By the end of the 1970s, Apple had a staff of computer designers and a production line. The company introduced the Apple III in May 1980 in an attempt to compete with IBM and Microsoft in the business and corporate computing market.[40]
Jobs and several Apple employees, including Jef Raskin, visited Xerox PARC in December 1979 to see the Xerox Alto. Xerox granted Apple engineers three days of access to the PARC facilities in return for the option to buy 100,000 shares (800,000 split-adjusted shares) of Apple at the pre-IPO price of $10 a share.[41] Jobs was immediately convinced that all future computers would use a graphical user interface (GUI), and development of a GUI began for the Apple Lisa.[42]
On December 12, 1980, Apple went public at $22 per share,[43] generating more capital than any IPO since Ford Motor Company in 1956 and instantly creating more millionaires (about 300) than any company in history.[44]

2007–11: Widespread success

Apple achieved widespread success with its iPhone, iPod Touch and iPad products, which introduced innovations in mobile phones, portable music players and personal computers respectively. In addition, the implementation of a store for the purchase of software applications represented a new business model. Touch screens had been invented and seen in mobile devices before, but Apple was the first to achieve mass market adoption of such a user interface that included particular pre-programmed touch gestures.
 
Delivering his keynote speech at the Macworld Expo on January 9, 2007, Jobs announced that Apple Computer, Inc. would from that point on be known as Apple Inc., because computers were no longer the main focus of the company, which had shifted its emphasis to mobile electronic devices.
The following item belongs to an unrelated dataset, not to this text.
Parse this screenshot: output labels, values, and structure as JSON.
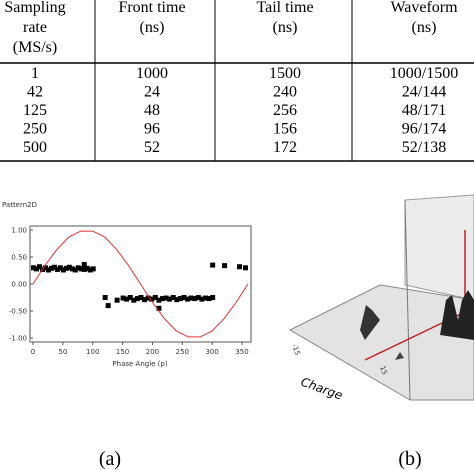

The event also saw the announcement of the iPhone and the Apple TV.[89] The following day, Apple shares hit $97.80, an all-time high at that point. In May, Apple's share price passed the $100 mark.[90]
In an article posted on Apple's website on February 6, 2007, Steve Jobs wrote that Apple would be willing to sell music on the iTunes Store without digital rights management (DRM) (which would allow tracks to be played on third-party players), if record labels would agree to drop the technology.[91] On April 2, 2007, Apple and EMI jointly announced the removal of DRM technology from EMI's catalog in the iTunes Store, effective in May.[92] Other record labels followed later that year.
 
In July of the following year, Apple launched the App Store to sell third-party applications for the iPhone and iPod Touch.[93] Within a month, the store sold 60 million applications and brought in $1 million daily on average, with Jobs speculating that the App Store could become a billion-dollar business for Apple.[94] Three months later, it was announced that Apple had become the third-largest mobile handset supplier in the world due to the popularity of the iPhone.[95]
 
On December 16, 2008, Apple announced that after over 20 years of attending Macworld, 2009 would be the last year Apple would be attending the Macworld Expo, and that Phil Schiller would deliver the 2009 keynote in lieu of the expected Jobs.[96] Almost exactly one month later, on January 14, 2009, an internal Apple memo from Jobs announced that he would be taking a six-month leave of absence, until the end of June 2009, to allow him to better focus on his health and to allow the company to better focus on its products without having the rampant media speculating about his health.[97] Despite Jobs' absence, Apple recorded its best non-holiday quarter (Q1 FY 2009) during the recession with a revenue of $8.16 billion and a profit of $1.21 billion.[98][99]